According to Sophos, the voice is manipulated to avoid detection by anti-spam filters.
“Users may click on the MP3 file expecting to hear Elvis, but they’ll be all shook up when they discover it’s actually a voice resembling Marvin the Paranoid Android droning on about a stock that is set to be the next big thing,” said Sophos senior technology consultant, Graham Cluley.
“The spammers are already likely to have purchased stock on the cheap, and they are now trying to artificially inflate its price by encouraging others to purchase more. Once the stock rises, they’ll quickly sell up, leaving the duped investors crying in the chapel. Thankfully though, it’s hard to believe that many internet users will fall for such an amateurish presentation of an ‘investor alert’.”

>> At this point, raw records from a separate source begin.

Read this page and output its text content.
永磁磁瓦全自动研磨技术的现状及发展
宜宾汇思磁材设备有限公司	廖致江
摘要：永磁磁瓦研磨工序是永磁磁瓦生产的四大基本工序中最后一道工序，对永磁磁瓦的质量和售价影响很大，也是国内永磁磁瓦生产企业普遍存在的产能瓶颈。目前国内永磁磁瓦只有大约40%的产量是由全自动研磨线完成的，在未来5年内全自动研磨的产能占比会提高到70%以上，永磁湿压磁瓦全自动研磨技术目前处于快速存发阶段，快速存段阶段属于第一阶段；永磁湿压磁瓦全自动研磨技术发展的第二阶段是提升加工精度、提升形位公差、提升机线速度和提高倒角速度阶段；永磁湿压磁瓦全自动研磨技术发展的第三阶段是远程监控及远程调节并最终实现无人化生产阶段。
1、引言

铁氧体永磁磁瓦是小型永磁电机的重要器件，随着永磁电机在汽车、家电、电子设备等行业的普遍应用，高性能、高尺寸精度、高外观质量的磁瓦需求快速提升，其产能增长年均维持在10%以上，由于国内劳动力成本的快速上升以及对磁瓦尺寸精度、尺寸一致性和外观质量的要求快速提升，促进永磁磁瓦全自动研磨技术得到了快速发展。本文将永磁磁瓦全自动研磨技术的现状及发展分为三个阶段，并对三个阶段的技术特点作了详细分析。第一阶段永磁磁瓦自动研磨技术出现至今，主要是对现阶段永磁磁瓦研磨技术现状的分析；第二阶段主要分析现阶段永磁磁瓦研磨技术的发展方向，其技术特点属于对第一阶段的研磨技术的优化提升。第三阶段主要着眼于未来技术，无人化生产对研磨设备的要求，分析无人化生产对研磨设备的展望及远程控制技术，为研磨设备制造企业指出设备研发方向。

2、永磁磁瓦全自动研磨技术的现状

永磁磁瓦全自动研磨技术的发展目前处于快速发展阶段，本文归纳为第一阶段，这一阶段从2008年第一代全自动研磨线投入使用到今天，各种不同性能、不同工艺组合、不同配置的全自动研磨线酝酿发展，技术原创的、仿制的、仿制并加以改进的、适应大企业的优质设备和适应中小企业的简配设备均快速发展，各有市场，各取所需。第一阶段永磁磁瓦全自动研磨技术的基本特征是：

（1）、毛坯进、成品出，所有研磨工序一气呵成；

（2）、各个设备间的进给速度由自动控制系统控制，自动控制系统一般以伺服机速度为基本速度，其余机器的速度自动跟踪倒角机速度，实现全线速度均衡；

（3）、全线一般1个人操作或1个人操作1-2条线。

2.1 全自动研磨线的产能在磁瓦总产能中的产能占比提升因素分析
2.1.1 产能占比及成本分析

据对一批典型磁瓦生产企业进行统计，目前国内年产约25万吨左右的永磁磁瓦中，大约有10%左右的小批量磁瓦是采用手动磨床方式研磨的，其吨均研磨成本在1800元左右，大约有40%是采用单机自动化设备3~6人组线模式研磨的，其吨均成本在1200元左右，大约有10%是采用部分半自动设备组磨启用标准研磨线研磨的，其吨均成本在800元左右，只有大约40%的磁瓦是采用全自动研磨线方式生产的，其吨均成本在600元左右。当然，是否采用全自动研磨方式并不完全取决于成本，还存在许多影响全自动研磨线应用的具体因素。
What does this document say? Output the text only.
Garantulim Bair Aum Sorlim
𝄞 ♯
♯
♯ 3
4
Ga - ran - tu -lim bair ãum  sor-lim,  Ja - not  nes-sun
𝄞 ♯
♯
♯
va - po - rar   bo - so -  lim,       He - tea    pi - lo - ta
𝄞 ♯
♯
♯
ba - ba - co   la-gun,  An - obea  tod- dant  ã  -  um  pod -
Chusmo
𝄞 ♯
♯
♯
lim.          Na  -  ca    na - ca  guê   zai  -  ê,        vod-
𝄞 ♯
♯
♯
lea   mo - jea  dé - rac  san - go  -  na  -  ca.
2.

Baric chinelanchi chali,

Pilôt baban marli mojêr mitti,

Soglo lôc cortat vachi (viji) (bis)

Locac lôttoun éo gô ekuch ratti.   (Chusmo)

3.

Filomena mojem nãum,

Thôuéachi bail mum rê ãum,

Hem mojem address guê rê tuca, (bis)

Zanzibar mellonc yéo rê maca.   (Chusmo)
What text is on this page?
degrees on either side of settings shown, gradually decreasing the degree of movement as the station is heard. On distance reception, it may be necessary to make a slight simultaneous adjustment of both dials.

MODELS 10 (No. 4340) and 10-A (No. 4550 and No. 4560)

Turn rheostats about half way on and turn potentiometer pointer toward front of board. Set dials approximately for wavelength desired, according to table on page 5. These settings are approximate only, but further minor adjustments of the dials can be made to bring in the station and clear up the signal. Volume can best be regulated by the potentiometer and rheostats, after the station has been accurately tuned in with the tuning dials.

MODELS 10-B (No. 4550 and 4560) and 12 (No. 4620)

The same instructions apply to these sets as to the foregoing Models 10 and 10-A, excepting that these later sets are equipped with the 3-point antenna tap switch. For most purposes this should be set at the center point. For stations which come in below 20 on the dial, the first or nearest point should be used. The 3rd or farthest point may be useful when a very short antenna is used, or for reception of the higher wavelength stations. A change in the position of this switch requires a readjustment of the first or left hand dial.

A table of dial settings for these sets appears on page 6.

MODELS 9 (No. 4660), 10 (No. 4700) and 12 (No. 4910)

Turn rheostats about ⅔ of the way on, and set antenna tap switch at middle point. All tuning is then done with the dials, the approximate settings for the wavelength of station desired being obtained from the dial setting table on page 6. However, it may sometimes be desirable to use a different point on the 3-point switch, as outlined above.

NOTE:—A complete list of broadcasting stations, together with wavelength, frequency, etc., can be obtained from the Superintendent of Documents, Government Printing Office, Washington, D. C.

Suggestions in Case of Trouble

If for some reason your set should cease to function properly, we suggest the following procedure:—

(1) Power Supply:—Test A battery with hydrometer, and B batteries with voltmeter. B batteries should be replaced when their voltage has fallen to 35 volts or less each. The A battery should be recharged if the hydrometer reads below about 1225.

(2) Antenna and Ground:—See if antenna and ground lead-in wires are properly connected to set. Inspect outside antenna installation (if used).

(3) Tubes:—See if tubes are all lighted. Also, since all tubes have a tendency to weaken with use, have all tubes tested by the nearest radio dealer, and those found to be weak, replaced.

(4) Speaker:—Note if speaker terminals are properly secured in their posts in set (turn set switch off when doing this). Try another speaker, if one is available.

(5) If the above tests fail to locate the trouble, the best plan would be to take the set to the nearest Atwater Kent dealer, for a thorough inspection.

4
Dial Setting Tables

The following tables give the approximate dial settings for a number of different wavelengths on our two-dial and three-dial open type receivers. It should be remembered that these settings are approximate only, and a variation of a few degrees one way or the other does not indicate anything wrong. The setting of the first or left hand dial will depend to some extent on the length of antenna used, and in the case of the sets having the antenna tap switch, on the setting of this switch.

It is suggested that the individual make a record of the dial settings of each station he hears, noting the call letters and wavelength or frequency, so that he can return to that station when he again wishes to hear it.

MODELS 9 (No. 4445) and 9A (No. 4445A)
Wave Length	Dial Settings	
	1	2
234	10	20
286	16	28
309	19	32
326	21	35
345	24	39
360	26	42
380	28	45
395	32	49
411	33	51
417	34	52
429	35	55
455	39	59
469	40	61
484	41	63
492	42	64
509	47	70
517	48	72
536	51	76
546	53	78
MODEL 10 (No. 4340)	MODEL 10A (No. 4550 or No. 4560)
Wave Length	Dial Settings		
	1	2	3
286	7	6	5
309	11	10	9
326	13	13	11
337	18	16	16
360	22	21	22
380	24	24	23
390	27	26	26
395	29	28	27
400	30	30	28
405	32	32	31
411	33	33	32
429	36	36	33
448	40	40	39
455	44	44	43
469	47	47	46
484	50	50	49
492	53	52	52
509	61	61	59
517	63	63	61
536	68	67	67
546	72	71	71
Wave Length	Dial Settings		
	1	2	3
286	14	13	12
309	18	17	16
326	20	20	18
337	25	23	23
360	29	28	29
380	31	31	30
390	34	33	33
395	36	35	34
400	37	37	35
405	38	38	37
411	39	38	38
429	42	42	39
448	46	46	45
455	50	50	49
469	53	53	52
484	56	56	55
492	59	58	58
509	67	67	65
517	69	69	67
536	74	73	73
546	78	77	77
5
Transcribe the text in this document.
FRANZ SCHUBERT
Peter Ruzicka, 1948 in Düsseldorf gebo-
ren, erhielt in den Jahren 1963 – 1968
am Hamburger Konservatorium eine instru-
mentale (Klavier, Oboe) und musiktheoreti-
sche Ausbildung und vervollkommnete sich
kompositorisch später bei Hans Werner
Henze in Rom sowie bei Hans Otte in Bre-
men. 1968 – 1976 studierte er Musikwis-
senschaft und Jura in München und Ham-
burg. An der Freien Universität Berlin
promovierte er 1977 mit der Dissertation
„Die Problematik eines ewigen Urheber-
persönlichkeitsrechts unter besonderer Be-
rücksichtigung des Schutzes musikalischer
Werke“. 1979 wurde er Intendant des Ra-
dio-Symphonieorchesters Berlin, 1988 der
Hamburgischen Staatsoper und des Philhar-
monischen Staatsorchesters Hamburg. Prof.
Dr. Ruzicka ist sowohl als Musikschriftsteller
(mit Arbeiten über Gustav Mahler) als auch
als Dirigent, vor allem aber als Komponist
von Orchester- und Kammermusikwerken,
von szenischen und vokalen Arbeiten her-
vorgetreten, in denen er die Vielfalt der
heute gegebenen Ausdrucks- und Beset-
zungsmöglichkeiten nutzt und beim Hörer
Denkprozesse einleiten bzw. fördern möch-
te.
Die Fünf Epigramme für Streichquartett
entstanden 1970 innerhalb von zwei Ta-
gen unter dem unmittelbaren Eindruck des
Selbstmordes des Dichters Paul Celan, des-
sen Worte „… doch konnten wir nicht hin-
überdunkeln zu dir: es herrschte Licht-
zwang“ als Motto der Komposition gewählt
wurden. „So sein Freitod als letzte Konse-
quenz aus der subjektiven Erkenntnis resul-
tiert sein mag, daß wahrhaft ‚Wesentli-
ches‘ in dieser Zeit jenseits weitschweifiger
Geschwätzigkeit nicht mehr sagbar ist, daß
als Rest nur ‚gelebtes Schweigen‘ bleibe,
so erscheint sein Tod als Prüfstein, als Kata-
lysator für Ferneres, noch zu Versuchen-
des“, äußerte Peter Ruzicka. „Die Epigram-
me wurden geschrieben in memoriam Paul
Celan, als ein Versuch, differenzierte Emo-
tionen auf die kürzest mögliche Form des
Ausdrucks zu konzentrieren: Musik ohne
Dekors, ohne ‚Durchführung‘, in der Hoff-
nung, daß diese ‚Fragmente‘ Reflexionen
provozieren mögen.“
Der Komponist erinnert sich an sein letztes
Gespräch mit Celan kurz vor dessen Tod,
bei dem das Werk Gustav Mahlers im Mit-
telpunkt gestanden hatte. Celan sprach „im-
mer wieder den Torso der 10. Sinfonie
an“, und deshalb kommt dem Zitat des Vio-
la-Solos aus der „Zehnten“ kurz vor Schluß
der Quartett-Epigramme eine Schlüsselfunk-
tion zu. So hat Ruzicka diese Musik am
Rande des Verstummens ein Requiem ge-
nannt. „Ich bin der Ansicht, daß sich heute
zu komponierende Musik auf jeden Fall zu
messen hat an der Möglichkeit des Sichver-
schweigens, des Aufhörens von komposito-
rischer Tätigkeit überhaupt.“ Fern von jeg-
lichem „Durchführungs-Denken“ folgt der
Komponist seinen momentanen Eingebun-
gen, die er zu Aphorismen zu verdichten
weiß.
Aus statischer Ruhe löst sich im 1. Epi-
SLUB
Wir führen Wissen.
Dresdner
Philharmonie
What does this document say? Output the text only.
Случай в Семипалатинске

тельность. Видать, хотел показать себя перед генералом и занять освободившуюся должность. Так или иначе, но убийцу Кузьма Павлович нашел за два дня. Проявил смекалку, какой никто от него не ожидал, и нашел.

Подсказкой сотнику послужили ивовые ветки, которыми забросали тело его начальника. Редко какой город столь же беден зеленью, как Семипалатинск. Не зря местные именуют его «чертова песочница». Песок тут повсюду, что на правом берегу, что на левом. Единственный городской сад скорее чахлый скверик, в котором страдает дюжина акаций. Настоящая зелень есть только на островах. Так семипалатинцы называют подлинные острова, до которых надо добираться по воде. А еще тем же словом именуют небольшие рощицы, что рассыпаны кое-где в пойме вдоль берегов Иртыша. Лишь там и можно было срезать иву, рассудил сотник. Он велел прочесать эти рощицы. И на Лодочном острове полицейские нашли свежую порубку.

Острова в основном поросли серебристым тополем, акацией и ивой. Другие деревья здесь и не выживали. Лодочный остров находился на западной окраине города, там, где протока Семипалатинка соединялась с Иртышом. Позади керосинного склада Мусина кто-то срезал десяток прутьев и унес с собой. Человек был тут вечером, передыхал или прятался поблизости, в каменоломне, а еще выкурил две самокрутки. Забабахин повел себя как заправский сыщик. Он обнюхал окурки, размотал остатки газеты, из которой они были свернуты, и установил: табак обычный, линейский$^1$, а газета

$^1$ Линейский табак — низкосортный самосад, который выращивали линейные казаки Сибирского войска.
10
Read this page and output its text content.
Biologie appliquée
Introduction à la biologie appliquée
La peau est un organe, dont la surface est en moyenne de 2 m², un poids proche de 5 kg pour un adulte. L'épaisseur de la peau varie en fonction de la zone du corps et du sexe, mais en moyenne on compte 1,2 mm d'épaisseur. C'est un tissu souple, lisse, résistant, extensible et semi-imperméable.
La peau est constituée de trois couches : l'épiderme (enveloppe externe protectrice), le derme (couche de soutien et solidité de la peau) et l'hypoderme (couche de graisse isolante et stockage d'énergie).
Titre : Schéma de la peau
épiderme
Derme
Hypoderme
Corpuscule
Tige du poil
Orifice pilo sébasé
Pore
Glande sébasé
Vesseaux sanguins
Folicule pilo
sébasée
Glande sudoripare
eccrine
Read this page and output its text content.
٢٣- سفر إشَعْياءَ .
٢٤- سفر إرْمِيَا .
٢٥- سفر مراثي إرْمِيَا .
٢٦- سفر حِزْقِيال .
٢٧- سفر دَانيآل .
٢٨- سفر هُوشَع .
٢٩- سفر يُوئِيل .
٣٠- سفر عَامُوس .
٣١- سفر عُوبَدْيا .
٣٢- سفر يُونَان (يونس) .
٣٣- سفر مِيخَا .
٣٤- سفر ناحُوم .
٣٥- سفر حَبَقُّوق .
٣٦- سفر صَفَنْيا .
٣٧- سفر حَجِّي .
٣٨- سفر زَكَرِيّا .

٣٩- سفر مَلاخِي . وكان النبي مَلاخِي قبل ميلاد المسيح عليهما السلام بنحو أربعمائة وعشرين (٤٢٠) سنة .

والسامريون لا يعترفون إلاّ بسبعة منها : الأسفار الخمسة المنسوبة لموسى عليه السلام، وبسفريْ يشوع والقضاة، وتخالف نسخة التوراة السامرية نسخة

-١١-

Sophos says companies should consider policing the types of files which enter their networks via email.
“Although the spammers seem to have quite a fair bit to learn about machine-generated sales patter, some companies might consider blocking all MP3s in email as a matter of course,” said Cluley.
“So many music files infringe copyright, and it can be hard for a company to establish which ones are legal and which aren’t after they’ve arrived. Blocking MP3s, or at least quarantining until requested by the user, can be a good way for a company to take a proactive stance against the use of email for illegal file sharing. It also has the benefit of neutralising this sort of spam at the same time.”
Experts at Sophos report that ‘pump-and-dump’ stock campaigns account for approximately 25 per cent of all reported spam, which is up from 0.8 per cent in January 2005.